The North Carolina Museum of Natural Sciences’ amphibian and reptile collection, started in the late 1800s by Museum co-founder C.S. Brimley, contains over 78,300 cataloged records (June 2011) consisting of approximately 200,000 specimens. It is one of the largest and most complete regional collections in the United States.
Approximately 80% of the collection consists of North Carolina material, although at least 45 states, 24 countries, and 650 species are represented. Other states with substantial representation include California, Delaware, Georgia, Florida, Louisiana, New Jersey, New York, South Carolina, Tennessee, and Virginia. Other countries with substantial representation include Laos, Vietnam, and Gabon.

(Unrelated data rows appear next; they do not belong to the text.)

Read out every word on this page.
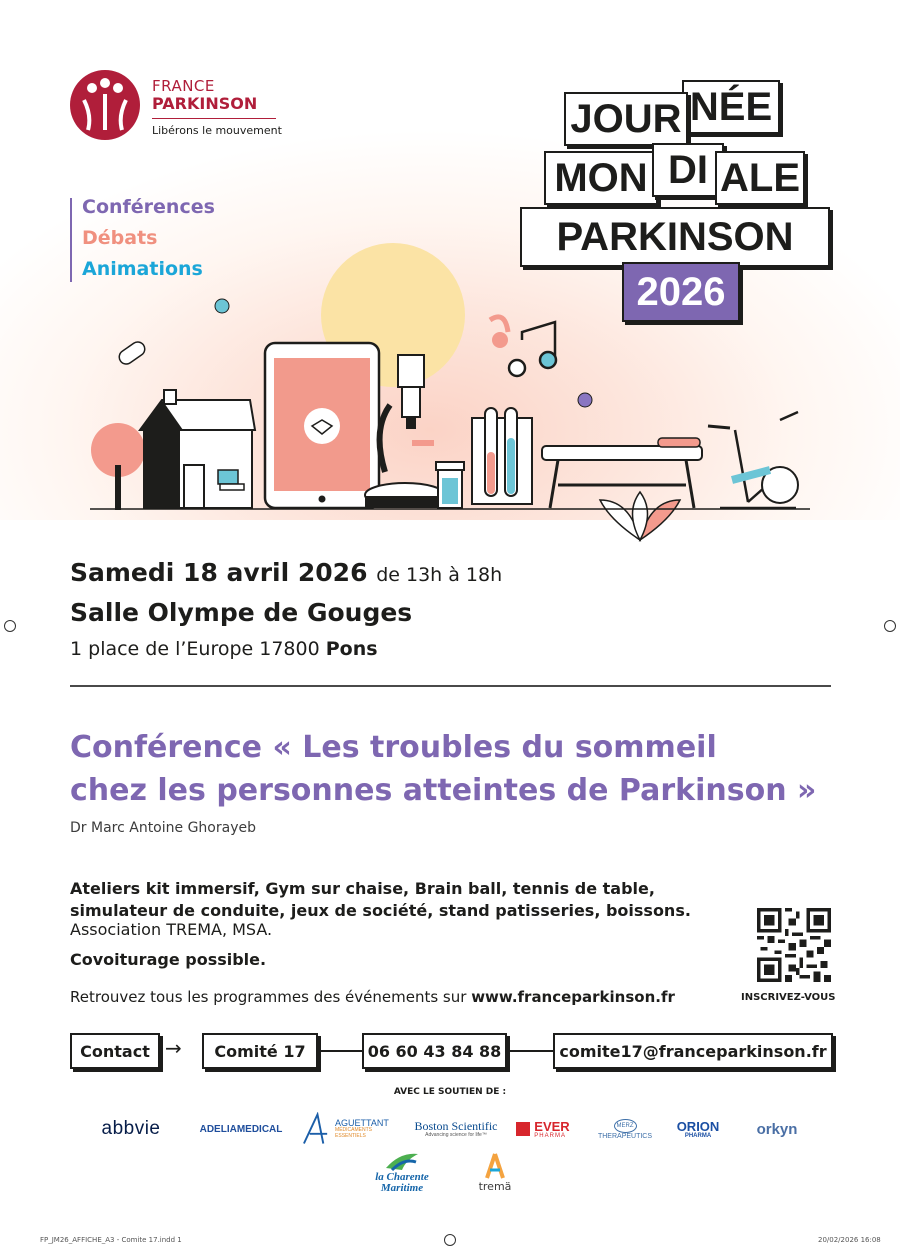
FRANCE
PARKINSON
Libérons le mouvement
Conférences
Débats
Animations
NÉE
JOUR
MON DI ALE
PARKINSON
2026
Samedi 18 avril 2026 de 13h à 18h
Salle Olympe de Gouges
1 place de l’Europe 17800 Pons
Conférence « Les troubles du sommeil
chez les personnes atteintes de Parkinson »
Dr Marc Antoine Ghorayeb
Ateliers kit immersif, Gym sur chaise, Brain ball, tennis de table,
simulateur de conduite, jeux de société, stand patisseries, boissons.
Association TREMA, MSA.
Covoiturage possible.
Retrouvez tous les programmes des événements sur www.franceparkinson.fr	INSCRIVEZ-VOUS
Contact → Comité 17	06 60 43 84 88	comite17@franceparkinson.fr
AVEC LE SOUTIEN DE :
abbvie	ADELIAMEDICAL
AGUETTANT
MÉDICAMENTS ESSENTIELS
Boston Scientific
Advancing science for life™
EVER
PHARMA
MERZ
THERAPEUTICS
ORION
PHARMA	orkyn
la Charente Maritime	tremä
FP_JM26_AFFICHE_A3 - Comite 17.indd 1	20/02/2026 16:08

Most of the specimens have been accumulated since the 1960s when William Palmer, then curator of lower vertebrates, began caring for the collections. Major acquisitions include Duke University (Joseph Bailey’s collection), Davidson College (E. E. Brown’s collection), Virginia Commonwealth University (Charles Blem’s collection), University of North Carolina’s Institute of Marine Sciences, and State University of New York at Binghamton (Ted Murphy’s collection). Richard Bruce, Richard Montanucci, R. W. Gaul, Jr., and Michael Dorcas have made substantial recent contributions to the collection.

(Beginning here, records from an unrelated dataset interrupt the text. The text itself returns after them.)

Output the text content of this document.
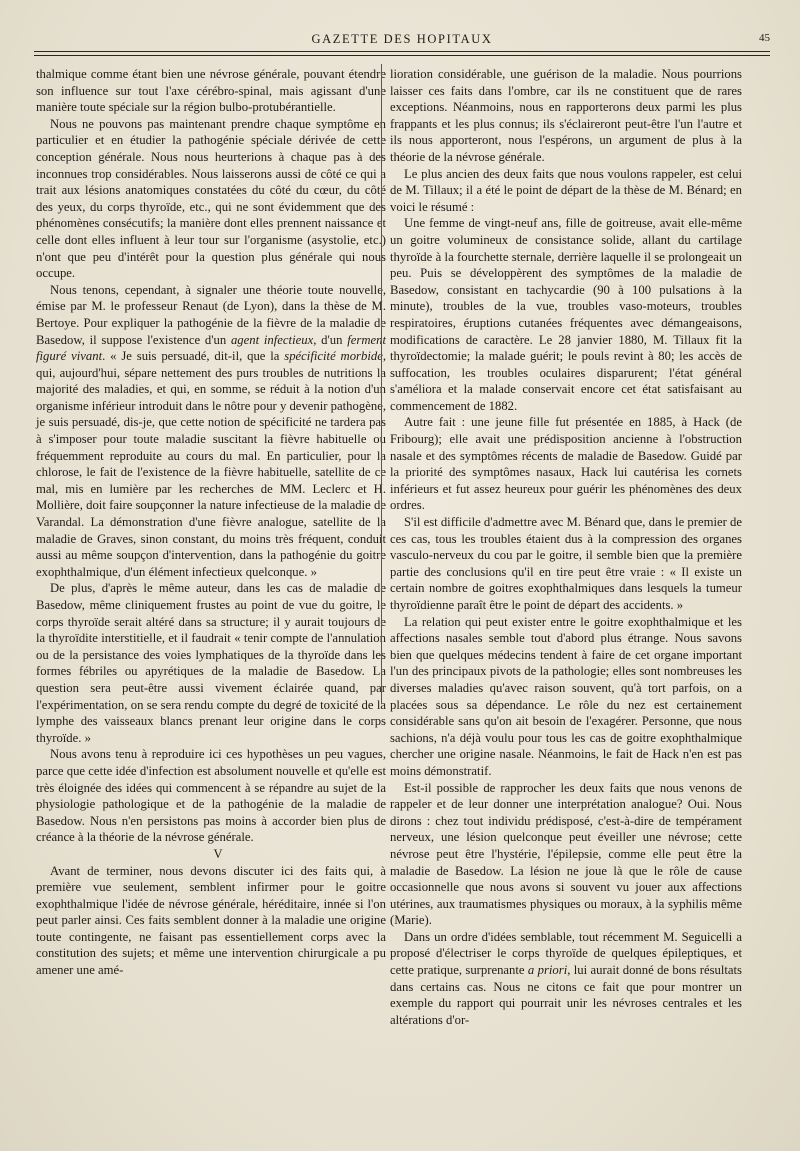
GAZETTE DES HOPITAUX	45

thalmique comme étant bien une névrose générale, pouvant étendre son influence sur tout l'axe cérébro-spinal, mais agissant d'une manière toute spéciale sur la région bulbo-protubérantielle.

Nous ne pouvons pas maintenant prendre chaque symptôme en particulier et en étudier la pathogénie spéciale dérivée de cette conception générale. Nous nous heurterions à chaque pas à des inconnues trop considérables. Nous laisserons aussi de côté ce qui a trait aux lésions anatomiques constatées du côté du cœur, du côté des yeux, du corps thyroïde, etc., qui ne sont évidemment que des phénomènes consécutifs; la manière dont elles prennent naissance et celle dont elles influent à leur tour sur l'organisme (asystolie, etc.) n'ont que peu d'intérêt pour la question plus générale qui nous occupe.

Nous tenons, cependant, à signaler une théorie toute nouvelle, émise par M. le professeur Renaut (de Lyon), dans la thèse de M. Bertoye. Pour expliquer la pathogénie de la fièvre de la maladie de Basedow, il suppose l'existence d'un agent infectieux, d'un ferment figuré vivant. « Je suis persuadé, dit-il, que la spécificité morbide, qui, aujourd'hui, sépare nettement des purs troubles de nutritions la majorité des maladies, et qui, en somme, se réduit à la notion d'un organisme inférieur introduit dans le nôtre pour y devenir pathogène, je suis persuadé, dis-je, que cette notion de spécificité ne tardera pas à s'imposer pour toute maladie suscitant la fièvre habituelle ou fréquemment reproduite au cours du mal. En particulier, pour la chlorose, le fait de l'existence de la fièvre habituelle, satellite de ce mal, mis en lumière par les recherches de MM. Leclerc et H. Mollière, doit faire soupçonner la nature infectieuse de la maladie de Varandal. La démonstration d'une fièvre analogue, satellite de la maladie de Graves, sinon constant, du moins très fréquent, conduit aussi au même soupçon d'intervention, dans la pathogénie du goitre exophthalmique, d'un élément infectieux quelconque. »

De plus, d'après le même auteur, dans les cas de maladie de Basedow, même cliniquement frustes au point de vue du goitre, le corps thyroïde serait altéré dans sa structure; il y aurait toujours de la thyroïdite interstitielle, et il faudrait « tenir compte de l'annulation ou de la persistance des voies lymphatiques de la thyroïde dans les formes fébriles ou apyrétiques de la maladie de Basedow. La question sera peut-être aussi vivement éclairée quand, par l'expérimentation, on se sera rendu compte du degré de toxicité de la lymphe des vaisseaux blancs prenant leur origine dans le corps thyroïde. »

Nous avons tenu à reproduire ici ces hypothèses un peu vagues, parce que cette idée d'infection est absolument nouvelle et qu'elle est très éloignée des idées qui commencent à se répandre au sujet de la physiologie pathologique et de la pathogénie de la maladie de Basedow. Nous n'en persistons pas moins à accorder bien plus de créance à la théorie de la névrose générale.

V

Avant de terminer, nous devons discuter ici des faits qui, à première vue seulement, semblent infirmer pour le goitre exophthalmique l'idée de névrose générale, héréditaire, innée si l'on peut parler ainsi. Ces faits semblent donner à la maladie une origine toute contingente, ne faisant pas essentiellement corps avec la constitution des sujets; et même une intervention chirurgicale a pu amener une amé-

lioration considérable, une guérison de la maladie. Nous pourrions laisser ces faits dans l'ombre, car ils ne constituent que de rares exceptions. Néanmoins, nous en rapporterons deux parmi les plus frappants et les plus connus; ils s'éclaireront peut-être l'un l'autre et ils nous apporteront, nous l'espérons, un argument de plus à la théorie de la névrose générale.

Le plus ancien des deux faits que nous voulons rappeler, est celui de M. Tillaux; il a été le point de départ de la thèse de M. Bénard; en voici le résumé :

Une femme de vingt-neuf ans, fille de goitreuse, avait elle-même un goitre volumineux de consistance solide, allant du cartilage thyroïde à la fourchette sternale, derrière laquelle il se prolongeait un peu. Puis se développèrent des symptômes de la maladie de Basedow, consistant en tachycardie (90 à 100 pulsations à la minute), troubles de la vue, troubles vaso-moteurs, troubles respiratoires, éruptions cutanées fréquentes avec démangeaisons, modifications de caractère. Le 28 janvier 1880, M. Tillaux fit la thyroïdectomie; la malade guérit; le pouls revint à 80; les accès de suffocation, les troubles oculaires disparurent; l'état général s'améliora et la malade conservait encore cet état satisfaisant au commencement de 1882.

Autre fait : une jeune fille fut présentée en 1885, à Hack (de Fribourg); elle avait une prédisposition ancienne à l'obstruction nasale et des symptômes récents de maladie de Basedow. Guidé par la priorité des symptômes nasaux, Hack lui cautérisa les cornets inférieurs et fut assez heureux pour guérir les phénomènes des deux ordres.

S'il est difficile d'admettre avec M. Bénard que, dans le premier de ces cas, tous les troubles étaient dus à la compression des organes vasculo-nerveux du cou par le goitre, il semble bien que la première partie des conclusions qu'il en tire peut être vraie : « Il existe un certain nombre de goitres exophthalmiques dans lesquels la tumeur thyroïdienne paraît être le point de départ des accidents. »

La relation qui peut exister entre le goitre exophthalmique et les affections nasales semble tout d'abord plus étrange. Nous savons bien que quelques médecins tendent à faire de cet organe important l'un des principaux pivots de la pathologie; elles sont nombreuses les diverses maladies qu'avec raison souvent, qu'à tort parfois, on a placées sous sa dépendance. Le rôle du nez est certainement considérable sans qu'on ait besoin de l'exagérer. Personne, que nous sachions, n'a déjà voulu pour tous les cas de goitre exophthalmique chercher une origine nasale. Néanmoins, le fait de Hack n'en est pas moins démonstratif.

Est-il possible de rapprocher les deux faits que nous venons de rappeler et de leur donner une interprétation analogue? Oui. Nous dirons : chez tout individu prédisposé, c'est-à-dire de tempérament nerveux, une lésion quelconque peut éveiller une névrose; cette névrose peut être l'hystérie, l'épilepsie, comme elle peut être la maladie de Basedow. La lésion ne joue là que le rôle de cause occasionnelle que nous avons si souvent vu jouer aux affections utérines, aux traumatismes physiques ou moraux, à la syphilis même (Marie).

Dans un ordre d'idées semblable, tout récemment M. Seguicelli a proposé d'électriser le corps thyroïde de quelques épileptiques, et cette pratique, surprenante a priori, lui aurait donné de bons résultats dans certains cas. Nous ne citons ce fait que pour montrer un exemple du rapport qui pourrait unir les névroses centrales et les altérations d'or-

The collection houses fluid-preserved specimens, skeletons, skins, tissues for molecular analyses, and other materials. Photographic vouchers, field notes, other museums’ records of North Carolina holdings, and specimen data sheets are also maintained as part of the materials documenting these resources.
Researchers and the management community use the collection to identify, document geographic distributions, learn the biology, and determine the conservation status of populations and species of amphibians and reptiles in North Carolina and the world beyond.